1. I am married to Mr. Shoaib Malik, who is from Pakistan. I am an Indian, who will remain an Indian until the end of my life.

— Sania Mirza (@MirzaSania) July 24, 2014

Her triumph at the US Open last year in the mixed doubles, a few days after this controversy which had managed to humiliate one of India’s biggest tennis icons in the worst way possible, was dedicated to ‘her country India’. But she also came to the cruel realization that despite all the accolades she brings, a section of this country will never really adopt her as her own.

Sania Mirza remains an enigma who has managed to wade through her stream of struggles, staying afloat despite the obstacles which promised to push her down. Even when she played without sponsors, she refused to lose hope, and continued to believe in herself when the world had ceased to.

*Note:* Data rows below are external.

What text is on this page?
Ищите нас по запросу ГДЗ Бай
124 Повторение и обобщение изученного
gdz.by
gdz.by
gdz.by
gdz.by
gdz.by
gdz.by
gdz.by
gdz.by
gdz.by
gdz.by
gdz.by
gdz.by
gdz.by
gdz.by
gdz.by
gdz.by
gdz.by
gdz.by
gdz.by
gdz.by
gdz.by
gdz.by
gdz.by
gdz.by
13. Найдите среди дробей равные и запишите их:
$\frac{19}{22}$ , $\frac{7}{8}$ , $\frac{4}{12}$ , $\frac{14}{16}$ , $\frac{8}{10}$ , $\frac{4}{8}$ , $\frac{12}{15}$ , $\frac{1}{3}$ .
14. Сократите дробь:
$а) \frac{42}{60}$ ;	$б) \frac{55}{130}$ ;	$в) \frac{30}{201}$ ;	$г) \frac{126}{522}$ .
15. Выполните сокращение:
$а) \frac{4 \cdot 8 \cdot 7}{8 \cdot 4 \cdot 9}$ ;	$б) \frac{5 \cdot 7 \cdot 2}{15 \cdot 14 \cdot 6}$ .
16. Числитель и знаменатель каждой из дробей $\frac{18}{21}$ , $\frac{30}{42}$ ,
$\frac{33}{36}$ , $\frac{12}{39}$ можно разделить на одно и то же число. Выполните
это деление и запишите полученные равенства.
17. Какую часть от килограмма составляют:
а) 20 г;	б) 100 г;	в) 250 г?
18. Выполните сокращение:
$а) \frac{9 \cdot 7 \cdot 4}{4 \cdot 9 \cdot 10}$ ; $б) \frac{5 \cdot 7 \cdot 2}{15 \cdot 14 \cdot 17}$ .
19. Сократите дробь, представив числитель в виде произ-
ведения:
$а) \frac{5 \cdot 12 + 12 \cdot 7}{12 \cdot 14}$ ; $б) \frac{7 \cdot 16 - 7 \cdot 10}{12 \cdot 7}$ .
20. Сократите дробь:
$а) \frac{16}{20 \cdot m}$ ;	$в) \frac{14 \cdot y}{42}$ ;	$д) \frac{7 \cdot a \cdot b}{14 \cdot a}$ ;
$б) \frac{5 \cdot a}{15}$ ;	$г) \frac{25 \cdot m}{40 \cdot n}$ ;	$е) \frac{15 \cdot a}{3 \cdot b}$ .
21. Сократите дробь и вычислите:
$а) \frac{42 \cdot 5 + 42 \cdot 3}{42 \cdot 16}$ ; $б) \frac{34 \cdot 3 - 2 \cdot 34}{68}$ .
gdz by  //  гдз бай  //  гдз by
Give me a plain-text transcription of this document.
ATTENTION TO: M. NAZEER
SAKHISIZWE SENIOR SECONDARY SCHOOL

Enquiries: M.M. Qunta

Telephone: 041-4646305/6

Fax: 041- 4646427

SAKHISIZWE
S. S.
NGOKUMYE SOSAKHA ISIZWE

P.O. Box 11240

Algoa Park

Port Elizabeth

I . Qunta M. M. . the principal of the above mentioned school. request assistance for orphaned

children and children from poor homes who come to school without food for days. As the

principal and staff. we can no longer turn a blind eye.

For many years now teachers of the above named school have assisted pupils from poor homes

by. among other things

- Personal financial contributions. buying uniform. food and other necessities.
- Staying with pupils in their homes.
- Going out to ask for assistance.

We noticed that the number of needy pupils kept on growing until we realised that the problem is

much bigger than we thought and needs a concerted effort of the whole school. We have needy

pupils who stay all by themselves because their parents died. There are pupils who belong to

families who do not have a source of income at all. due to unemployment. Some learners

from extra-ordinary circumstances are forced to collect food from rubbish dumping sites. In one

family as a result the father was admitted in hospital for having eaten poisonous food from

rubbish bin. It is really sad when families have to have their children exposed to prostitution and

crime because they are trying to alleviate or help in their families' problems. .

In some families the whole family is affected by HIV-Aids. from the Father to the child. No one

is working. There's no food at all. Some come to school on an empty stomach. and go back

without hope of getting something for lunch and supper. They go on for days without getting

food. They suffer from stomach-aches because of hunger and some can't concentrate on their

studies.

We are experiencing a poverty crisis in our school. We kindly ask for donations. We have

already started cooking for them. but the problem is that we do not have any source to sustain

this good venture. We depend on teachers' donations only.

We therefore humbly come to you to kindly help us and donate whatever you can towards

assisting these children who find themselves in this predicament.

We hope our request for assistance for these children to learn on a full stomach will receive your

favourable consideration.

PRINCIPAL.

Even if Pakistan decides to celebrate this historic Wimbledon feat (yes, reports have emerged that the country was in a state of jubilation after her triumph!), the nation of 1.2 billion can rest assured that when Sania turns out for the 2016 Rio Olympic Games, she will be fighting to give it her all, for her country India.

Mirza continues to bring laurels to the country, as she has now taken her second consecutive Grand Slam of the year. Following a victory at Wimbledon with doubles partner Martina Hingis, the doubles World No. 1s have again taken the win at Flushing Meadows, and have been crowned the women’s doubles champions at the US Open.